Friday, January 01, 2010

Porque os Homens Não Comemoram Aniversário (da série Tudo Conto)


Os primitivos estão caminhando para ir de encontro aos mamutes; um só destes pode alimentar a tribo por muito tempo, porisso eles se prepararam longamente, afiaram as lanças, cuidaram dos laços, dos chumaços por acender, cavaram com grande dificuldade o buraco imenso onde o animal se precipitará depois de encurralado e estão prontíssimos.
GRONK – gente, tava pensando.
BAN – olhai, já vem merda, o Gronk pensando.
TANEU – que é agora, Gronk, nós estamos aqui pra caçar e não pra pensar.

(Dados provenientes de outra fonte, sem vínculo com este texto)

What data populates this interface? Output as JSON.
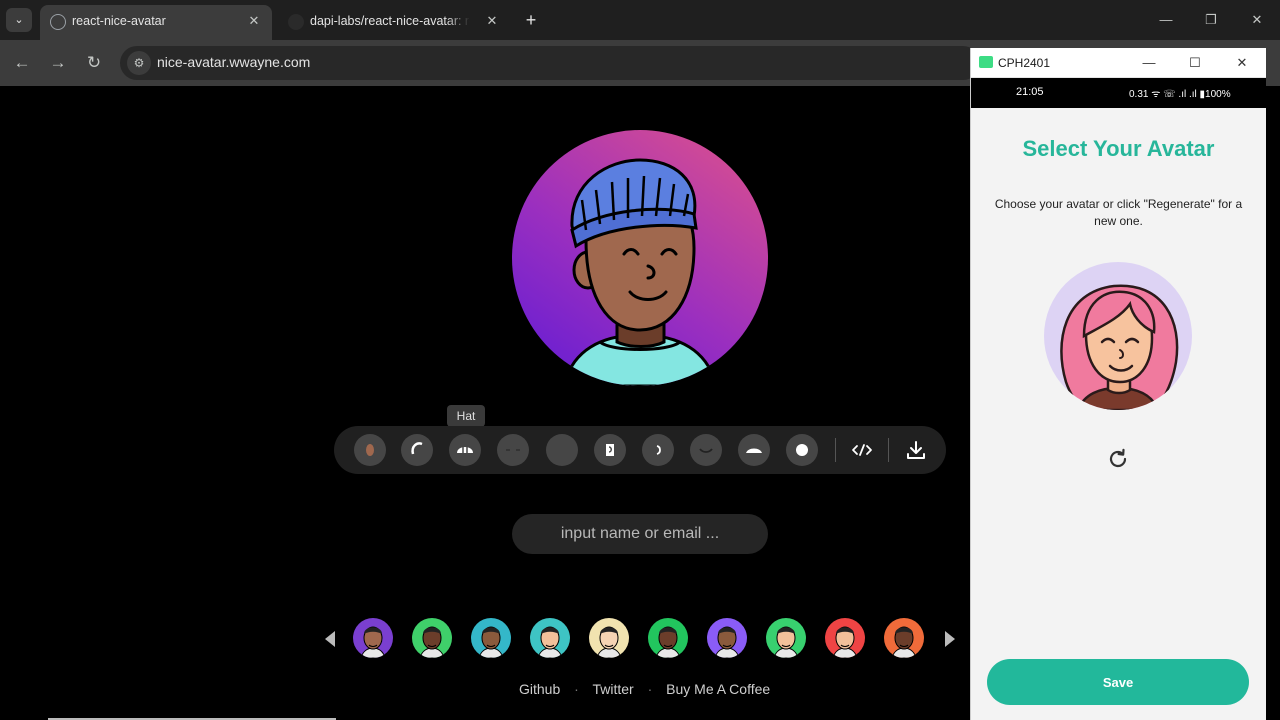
{
  "browser": {
    "tabs": [
      {
        "title": "react-nice-avatar",
        "active": true
      },
      {
        "title": "dapi-labs/react-nice-avatar: react",
        "active": false
      }
    ],
    "url": "nice-avatar.wwayne.com"
  },
  "editor": {
    "tooltip": "Hat",
    "options": [
      {
        "name": "face",
        "icon": "face-icon"
      },
      {
        "name": "hair",
        "icon": "hair-icon"
      },
      {
        "name": "hat",
        "icon": "hat-icon"
      },
      {
        "name": "eyes",
        "icon": "eyes-icon"
      },
      {
        "name": "glasses",
        "icon": "glasses-icon"
      },
      {
        "name": "ear",
        "icon": "ear-icon"
      },
      {
        "name": "nose",
        "icon": "nose-icon"
      },
      {
        "name": "mouth",
        "icon": "mouth-icon"
      },
      {
        "name": "shirt",
        "icon": "shirt-icon"
      },
      {
        "name": "background",
        "icon": "background-icon"
      }
    ],
    "code_icon": "code-icon",
    "download_icon": "download-icon"
  },
  "name_input": {
    "placeholder": "input name or email ..."
  },
  "gallery": {
    "thumbnail_backgrounds": [
      "#7a3fd0",
      "#3fd06a",
      "#34b7c9",
      "#3ec4c4",
      "#f1e3b0",
      "#22c55e",
      "#8a5cf6",
      "#38d06f",
      "#ef4444",
      "#f06b3a"
    ]
  },
  "footer": {
    "links": [
      "Github",
      "Twitter",
      "Buy Me A Coffee"
    ],
    "separator": "·"
  },
  "phone_window": {
    "title": "CPH2401",
    "status_time": "21:05",
    "status_icons": "0.31 ᯤ ☏ .ıl .ıl ▮100%",
    "app_title": "Select Your Avatar",
    "app_subtitle": "Choose your avatar or click \"Regenerate\" for a new one.",
    "save_label": "Save"
  },
  "colors": {
    "accent": "#22b89b",
    "avatar_bg_start": "#5f1bd6",
    "avatar_bg_end": "#e0528a",
    "skin": "#a0684e",
    "hat": "#5b7fe0",
    "shirt": "#84e6e1"
  }
}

Deixa pra pensar depois.
GRONK – é que as mulheres acham a gente muito rudes.
ADEDOR – Gronk, você já percebeu que nós somos homens?
GRONK – mas é que é aniversário do Turor.
TUROR – e daí?
GRONK – acho que a gente deveria comemorar.
TUROR – comemorar o quê?
GRONK – porra, Turor, você tá fazendo 25, cara. Temos de comemorar isso.
TUROR – quem mandou você ficar contando, seu idiota? Gente, não tenho nada com isso.
GRONK (tanto fez que convenceu o pessoal, que achou que com isso ia ter facilidades com as mulheres) – então vamos cantar parabéns.
TODOS (muito sem graça, menos Gronk, todo entusiasmado, batendo palmas) – parabéns pra você, nesta data querida.
DIGOR (chega correndo, afobadíssimo) – Caras, a manada foi embora.
TODOS (indo embora amuados, cabeça baixa; Gronk é o último da fileira, quase se arrastando).
Chegam de volta à tribo. As crianças pulam de alegria, as mães saem da caverna.
MULHERES – cadê o mamute?
TODOS (menos o Gronk) – perguntem pro Gronk.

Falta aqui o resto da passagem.